Der wechselweise auf Mallorca und in Mainz lebende Heidel ist am Montag von der Baleareninsel nach Deutschland geflogen und soll bereit für eine zweite Amtszeit sein. Nach Angaben der Bild-Zeitung saß er lange mit Hofmann und Höhne zusammen. Letzterer galt nicht als Heidel-Intimus, fürchtet jedoch um seine Wiederwahl bei der virtuellen Mitgliederversammlung am 9. Februar. Heidel soll den gesamten Klub beruhigen.

Unklar blieb, ob Trainer Lichte zum Pokalduell gegen Bochum auf der Bank sitzt

Der Heilsbringer stellte offenbar eine Bedingung: Alle im Verein müssen „dafür sein, dass er zurückkommt“, hieß es. Dass Schröder die Inthronisierung Heidels als Beschneidung seiner sportlichen Kompetenzen begreifen muss, liegt auf der Hand. Der gebürtige Sauerländer hatte Anfang November allerdings gesagt: „Wir haben alle ein hervorragendes Verhältnis zu Christian Heidel, der mich 2016 geholt hat, schätzen ihn sehr und wissen, dass er den Verein aus dem Effeff kennt.“ Schröders Vertrag läuft bis 2024, eine Entlassung kann sich der Tabellenvorletzte kaum leisten.

Heidel muss vor allem einen dritten Fehlgriff bei der Trainersuche verhindern.

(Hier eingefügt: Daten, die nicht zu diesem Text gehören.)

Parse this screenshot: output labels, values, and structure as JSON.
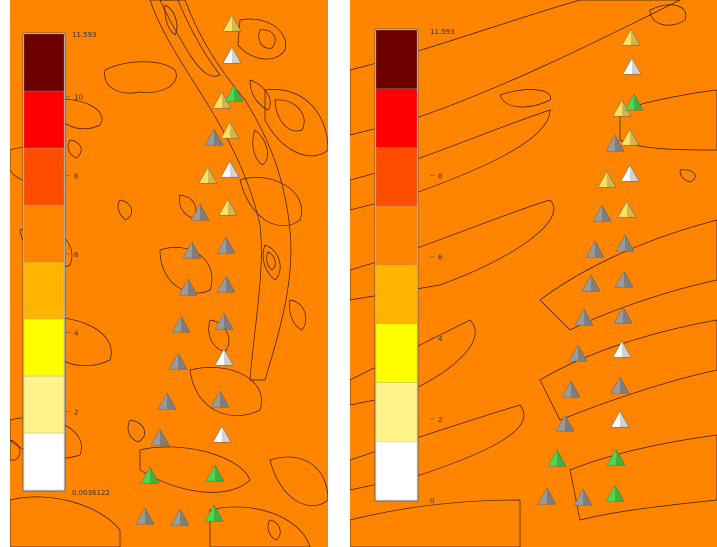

Denn sowohl der noch bis 2022 laufende Langzeitvertrag mit dem nach zwei Spieltagen entlassenen Achim Beierlorzer als auch das lange Festhalten am beförderten Assistenztrainer Lichte werden seinem vermehrt kritisch beäugten Nachfolger angelastet. Schröder, 44, hatte am Samstag eine Trennung von Lichte angedeutet: „Das Spiel und die Situation können wir so nicht stehenlassen.“ Dass der blasse Fußballlehrer mit seiner zögerlichen Art, die sich auch auf die Mannschaft übertrug, über das Jahr hinaus keine Zukunft haben würde, war ausgemachte Sache. Fraglich blieb zunächst, ob Lichte zum Pokalduell gegen Bochum auf der Bank sitzt.

Solch ein Durcheinander beschädigt das Image der Nullfünfer. Der lange für seine geschickte Nischenarbeit geschätzte Klub hat viel Renommee verloren. Der Spielerstreik vor einem Vierteljahr, als Kommunikationspannen über einbehaltene Gehaltsanteile zu einem Zwist mit den Kickern führte, hat selbst in der Fanszene für Kopfschütteln gesorgt. Dort wird derzeit gespottet: Selbst wenn Publikum erlaubt wäre, müssten die Profis momentan vor leeren Rängen spielen.